Democrats expressed concerns yesterday about recent polls that suggested a slip in support, but they are still widely expected to pick up a significant number of seats in both houses of Congress and deliver President Bush his first electoral setback since he was first elected in 2000.
“We are feeling very, very good about things,” said Sen. Charles E. Schumer, New York Democrat and chairman of the Democratic Senatorial Campaign Committee. Other Democrats are less ebullient. His House counterpart, Rep. Rahm Emanuel of Illinois, chairman of the Democratic Congressional Campaign Committee (DCCC), said he was “nervous” about the latest polls.
Democrats need a net gain of six seats in the Senate and 15 in the House to take control of Congress. Since 1994, Republicans have held the House without interruption and the Senate nearly so. At least four Republican-held Senate seats — Virginia, Missouri, Rhode Island and Montana — along with Democrat-held Maryland, are widely considered too close to call.
Republicans on Capitol Hill, meanwhile, were guardedly optimistic that this year’s much-predicted Democratic “tidal wave” will fail to materialize.

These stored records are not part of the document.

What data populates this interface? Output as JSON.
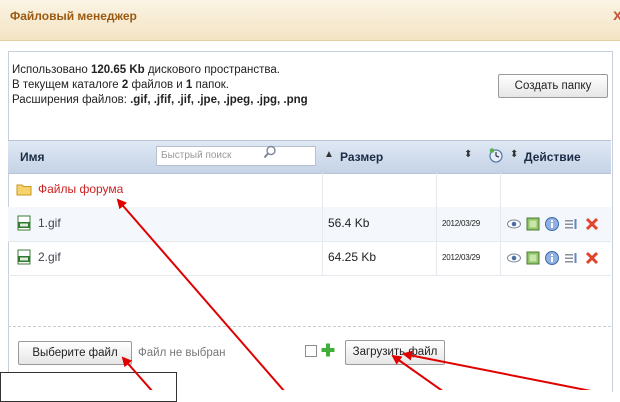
{
  "dialog": {
    "title": "Файловый менеджер",
    "close_glyph": "x"
  },
  "info": {
    "line1_prefix": "Использовано ",
    "line1_value": "120.65 Kb",
    "line1_suffix": " дискового пространства.",
    "line2_prefix": "В текущем каталоге ",
    "line2_files": "2",
    "line2_mid": " файлов и ",
    "line2_folders": "1",
    "line2_suffix": " папок.",
    "line3_prefix": "Расширения файлов: ",
    "line3_value": ".gif, .jfif, .jif, .jpe, .jpeg, .jpg, .png"
  },
  "toolbar": {
    "create_folder_label": "Создать папку"
  },
  "table": {
    "headers": {
      "name": "Имя",
      "size": "Размер",
      "action": "Действие"
    },
    "search_placeholder": "Быстрый поиск",
    "sort_up_glyph": "▲",
    "sort_both_glyph": "⬍",
    "rows": [
      {
        "type": "folder",
        "name": "Файлы форума",
        "size": "",
        "date": ""
      },
      {
        "type": "file",
        "name": "1.gif",
        "size": "56.4 Kb",
        "date": "2012/03/29"
      },
      {
        "type": "file",
        "name": "2.gif",
        "size": "64.25 Kb",
        "date": "2012/03/29"
      }
    ]
  },
  "upload": {
    "choose_file_label": "Выберите файл",
    "no_file_text": "Файл не выбран",
    "upload_label": "Загрузить файл"
  },
  "colors": {
    "title": "#9a5a12",
    "folder_link": "#cc2222",
    "arrow": "#e00000",
    "header_bg": "#c5d3e6"
  }
}
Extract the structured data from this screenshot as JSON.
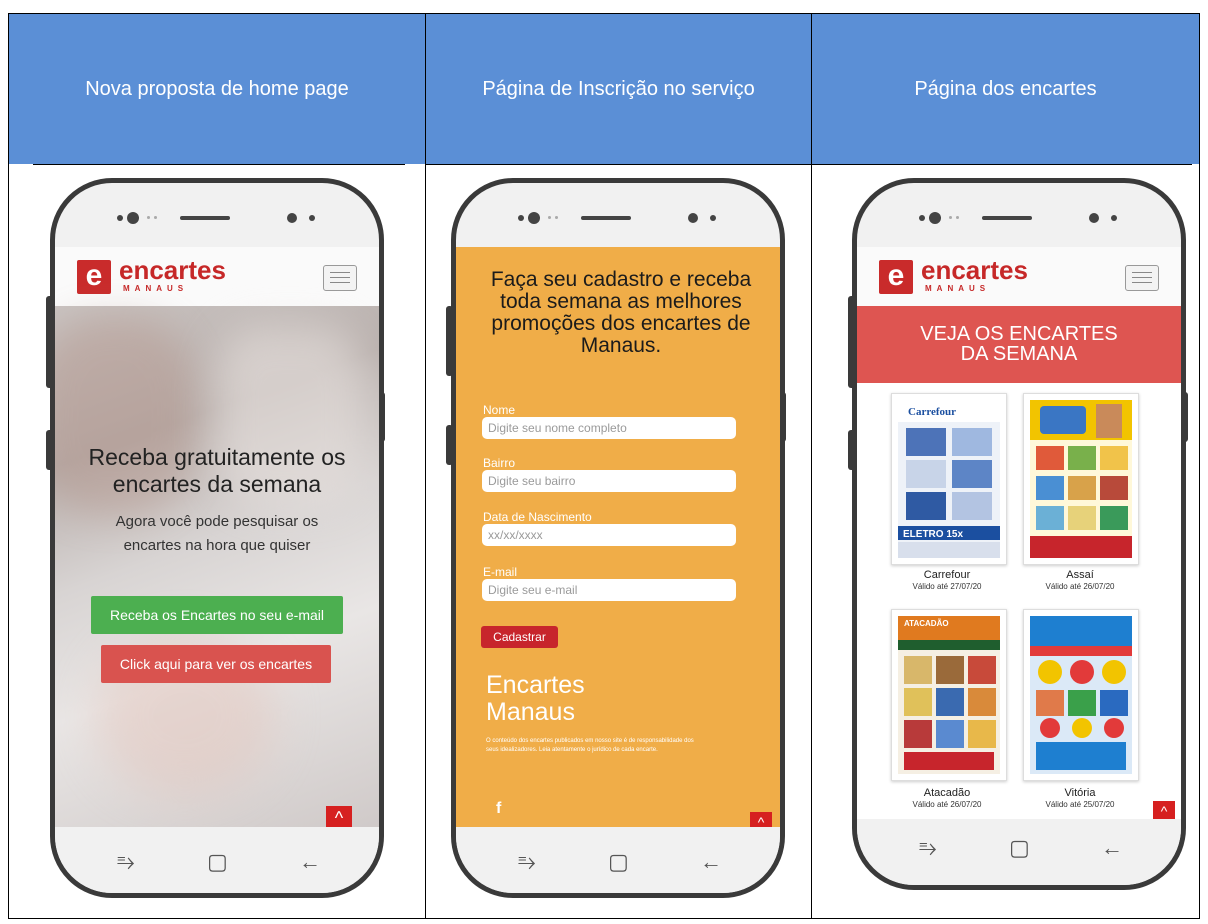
{
  "columns": [
    {
      "header": "Nova proposta de home page"
    },
    {
      "header": "Página de Inscrição no serviço"
    },
    {
      "header": "Página dos encartes"
    }
  ],
  "logo": {
    "letter": "e",
    "name": "encartes",
    "sub": "MANAUS"
  },
  "home": {
    "title": "Receba gratuitamente os encartes da semana",
    "subtitle": "Agora você pode pesquisar os encartes na hora que quiser",
    "btn_email": "Receba os Encartes no seu e-mail",
    "btn_view": "Click aqui para ver os encartes"
  },
  "signup": {
    "title": "Faça seu cadastro e receba toda semana as melhores promoções dos encartes de Manaus.",
    "fields": [
      {
        "label": "Nome",
        "placeholder": "Digite seu nome completo"
      },
      {
        "label": "Bairro",
        "placeholder": "Digite seu bairro"
      },
      {
        "label": "Data de Nascimento",
        "placeholder": "xx/xx/xxxx"
      },
      {
        "label": "E-mail",
        "placeholder": "Digite seu e-mail"
      }
    ],
    "submit": "Cadastrar",
    "brand_line1": "Encartes",
    "brand_line2": "Manaus",
    "disclaimer": "O conteúdo dos encartes publicados em nosso site é de responsabilidade dos seus idealizadores. Leia atentamente o jurídico de cada encarte.",
    "facebook": "f"
  },
  "flyers": {
    "banner_line1": "VEJA OS ENCARTES",
    "banner_line2": "DA SEMANA",
    "items": [
      {
        "name": "Carrefour",
        "valid": "Válido até 27/07/20",
        "color": "#1b4fa0"
      },
      {
        "name": "Assaí",
        "valid": "Válido até 26/07/20",
        "color": "#f2c400"
      },
      {
        "name": "Atacadão",
        "valid": "Válido até 26/07/20",
        "color": "#e07a1f"
      },
      {
        "name": "Vitória",
        "valid": "Válido até 25/07/20",
        "color": "#1e7fd0"
      }
    ]
  },
  "icons": {
    "back_to_top": "^",
    "nav_recent": "⥱",
    "nav_home": "▢",
    "nav_back": "←"
  }
}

Still, Republicans await the results more anxiously than Democrats.
Many Republicans delighted in recent polls conducted by the Pew Research Center and by the Washington Post/ABC News that showed Democrats losing their considerable advantage in the final days of the election.
The campaign of Sen. Rick Santorum, the Pennsylvania Republican who is widely expected to lose his bid for a third term today, thanked Democratic opponent Bob Casey Jr. for bringing “San Francisco liberal Rep. Nancy Pelosi,” the House minority leader, into the state this weekend to campaign with him.
“The fact that so-called ‘moderate’ Casey would welcome Pelosi and her extremist liberal record to Pennsylvania in the final days of a campaign shocked and motivated the Republican base,” said campaign manager Vince Galko. He said her appearance helped Republicans set a record of more than 380,000 contacts with voters over a two-day period.
The Republican majority in the House is widely considered to be at greater risk than in the Senate. More than 30 Republican-held seats nationwide are thought to be in jeopardy, including seats left open by scandal-plagued Republicans Tom DeLay of Texas, Bob Ney of Ohio and Mark Foley of Florida. There are no more than a handful of vulnerable Democrats.
Whatever the outcome of today’s election, both sides are poised to complain of electoral shenanigans.
Ralph G. Neas, president of the liberal People for the American Way, warned reporters of “glitches” and “skulduggery” that had already been documented that might suppress the vote.
“Beware of voter fraud,” warned the Republican National Committee, which compiled reports from across the country of Democratic allies trying to register the dead, illegal or those who are already registered.
The DCCC yesterday accused the National Republican Congressional Committee (NRCC) of spending $600,000 on “dirty tricks” in the form of late-night phone calls to voters disparaging Democratic candidates.